There's no reason a period Chinese remake of a Coen Brothers film can't work, and here's hoping someone else tries it sometime. But for the first such entry into the world, Zhang Yimou's A Woman, a Gun, and a Noodle Shop, which reworks the Coen debut feature Blood Simple, it might be best to pretend it never happened.
Blood Simple is a neo-noir classic, an tale of infidelity, jealousy, greed, murder, and coverup. In it, the characters continually make the wrong decisions based upon incorrect or ill-perceived information. It's a tragedy of errors, both lurid and banal, in the middle of nowhere Texas.
Noodle Shop takes Blood Simple's premise and plops it down in a Chinese desert, at some time a few centuries ago. (Long enough ago that a revolver is a novel idea.) Wang (Dahong Ni) is the owner of a noodle shop and abusive to his wife (Ni Yan). The wife is no saint (she doesn't get a name either), carrying on an affair with Li (Xiao Shen-Yang), an employee at the noodle shop. Zhang (Honglei Sun) is a police detective whom Wang hires to kill his wife and Li. The straightforward plot unravels as Zhang shoots Wang, Li thinks the wife did it and tries to hide the evidence, and the wife thinks her husband is still tormenting her.
Filmmaker Zhang Yimou is the man behind the martial arts spectacles Hero, House of Flying Daggers, and Curse of the Golden Flower. These films are visually gorgeous but are marked with an air of melancholy. Zhang was also the mastermind of what is, for my money, the most impressive piece of performance art in history: the opening ceremony of the Beijing Olympics.
With an eye for vivacious imagery without scrimping on the emotional underpinnings, Zhang seems tailor-made for the material of Blood Simple. He at least delivers the goods on the visual aesthetic. Noodle Shop is set in an otherworldly, orange and yellow striated desert, a topographically wild land matched in beauty only by a sky alive with clouds and moonlight.
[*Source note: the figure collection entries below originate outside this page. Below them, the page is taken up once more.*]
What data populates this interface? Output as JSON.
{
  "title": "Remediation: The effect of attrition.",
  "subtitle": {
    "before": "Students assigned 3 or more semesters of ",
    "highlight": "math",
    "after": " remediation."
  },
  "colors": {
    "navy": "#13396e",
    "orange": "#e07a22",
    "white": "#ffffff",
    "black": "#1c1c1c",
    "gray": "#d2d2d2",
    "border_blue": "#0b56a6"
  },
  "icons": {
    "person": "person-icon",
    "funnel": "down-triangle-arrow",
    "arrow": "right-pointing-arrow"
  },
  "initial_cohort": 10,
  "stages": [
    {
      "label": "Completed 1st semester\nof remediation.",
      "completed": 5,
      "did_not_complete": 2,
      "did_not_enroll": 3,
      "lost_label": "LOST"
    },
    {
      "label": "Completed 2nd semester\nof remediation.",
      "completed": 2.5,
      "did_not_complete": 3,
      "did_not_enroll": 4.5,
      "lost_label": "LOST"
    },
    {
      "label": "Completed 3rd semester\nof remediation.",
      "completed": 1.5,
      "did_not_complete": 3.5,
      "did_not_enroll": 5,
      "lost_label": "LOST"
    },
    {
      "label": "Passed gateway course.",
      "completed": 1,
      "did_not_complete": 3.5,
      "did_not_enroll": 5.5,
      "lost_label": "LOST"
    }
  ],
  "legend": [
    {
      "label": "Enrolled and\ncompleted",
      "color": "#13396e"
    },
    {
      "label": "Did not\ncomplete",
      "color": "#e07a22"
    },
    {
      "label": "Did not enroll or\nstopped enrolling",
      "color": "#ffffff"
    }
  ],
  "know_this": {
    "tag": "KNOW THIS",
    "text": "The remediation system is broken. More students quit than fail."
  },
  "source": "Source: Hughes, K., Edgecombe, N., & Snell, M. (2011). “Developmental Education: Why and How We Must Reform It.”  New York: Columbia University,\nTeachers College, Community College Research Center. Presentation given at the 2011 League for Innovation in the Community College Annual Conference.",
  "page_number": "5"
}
But the emotional tenor matches neither the setting nor the plot. In fact, the film starts as something of a slapstick comedy, with an exaggerated Persian salesman plying his wares to the noodle shop crew, which includes a buffoonish bucktoothed man with one foot in the grave of Mickey Rooney's racist Asian character from Breakfast at Tiffany's. It's not the hyper-realized black comedy of a Coen picture, either — or if it is I didn't see it because I couldn't take my eyes off that pair of Chinese fangs. I'm sure it's meant to be satire, but there's no payoff.
There's no question, however, that Noodle Shop is a narratively slavish remake. The storyline seems to progress mostly to pantomime the original's formula. Rote plot points occur like an actor hitting his mark. The fresh zeal of the original is lost in translation.
The foreign trappings appended for the remake are interesting but ultimately seem like a gimmick rather than a re-imaging of the material. The upshot of Noodle Shop is less ironic than unfortunate. The characters don't feel inexorably doomed or even deserving of their fates, and the audience isn't implicated in their crimes.